Resveratrol-induced autophagy is dependent on IP3Rs and on cytosolic Ca2 +☆

Abstract Previous work revealed that intracellular Ca 2 + signals and the inositol 1,4,5-trisphosphate (IP 3 ) receptors (IP 3 R) are essential to increase autophagic flux in response to mTOR inhibition, induced by either nutrient starvation or rapamycin treatment. Here, we investigated whether autophagy induced by resveratrol, a polyphenolic phytochemical reported to trigger autophagy in a non-canonical way, also requires IP 3 Rs and Ca 2 + signaling.

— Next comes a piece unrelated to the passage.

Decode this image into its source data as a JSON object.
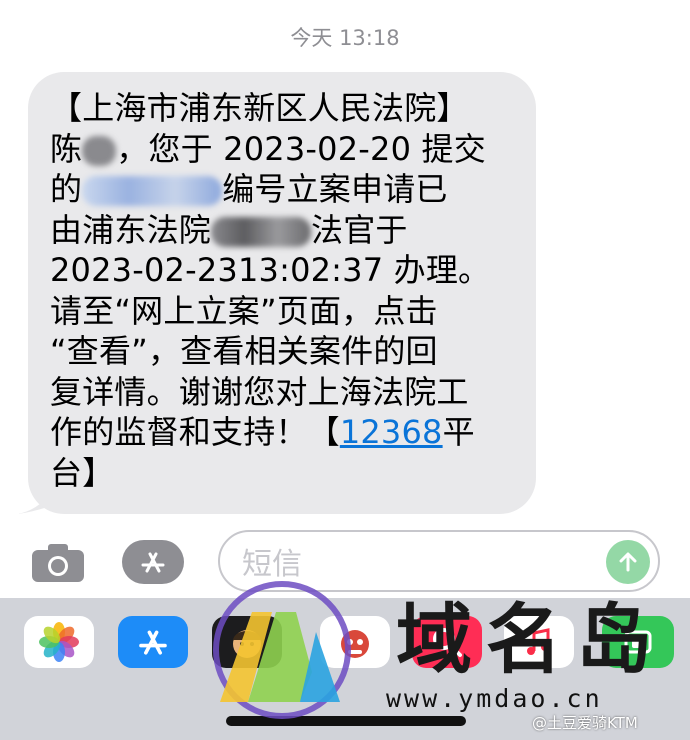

Resveratrol augmented autophagic flux in a time-dependent manner in HeLa cells. Importantly, autophagy induced by resveratrol (80 μM, 2 h) was completely abolished in the presence of 10 μM BAPTA-AM, an intracellular Ca 2 + -chelating agent. To elucidate the IP 3 R's role in this process, we employed the recently established HEK 3KO cells lacking all three IP 3 R isoforms. In contrast to the HEK293 wt cells and to HEK 3KO cells re-expressing IP 3 R1, autophagic responses in HEK 3KO cells exposed to resveratrol were severely impaired. These altered autophagic responses could not be attributed to alterations in the mTOR/p70S6K pathway, since resveratrol-induced inhibition of S6 phosphorylation was not abrogated by chelating cytosolic Ca 2 + or by knocking out IP 3 Rs. Finally, we investigated whether resveratrol by itself induced Ca 2 + release. In permeabilized HeLa cells, resveratrol neither affected the sarco- and endoplasmic reticulum Ca 2 + ATPase (SERCA) activity nor the IP 3 -induced Ca 2 + release nor the basal Ca 2 + leak from the ER. Also, prolonged (4 h) treatment with 100 μM resveratrol did not affect subsequent IP 3 -induced Ca 2 + release. However, in intact HeLa cells, although resveratrol did not elicit cytosolic Ca 2 + signals by itself, it acutely decreased the ER Ca 2 + -store content irrespective of the presence or absence of IP 3 Rs, leading to a dampened agonist-induced Ca 2 + signaling. In conclusion, these results reveal that IP 3 Rs and cytosolic Ca 2 + signaling are fundamentally important for driving autophagic flux, not only in response to mTOR inhibition but also in response to non-canonical autophagy inducers like resveratrol. This article is part of a Special Issue entitled: ECS Meeting edited by Claus Heizmann, Joachim Krebs and Jacques Haiech.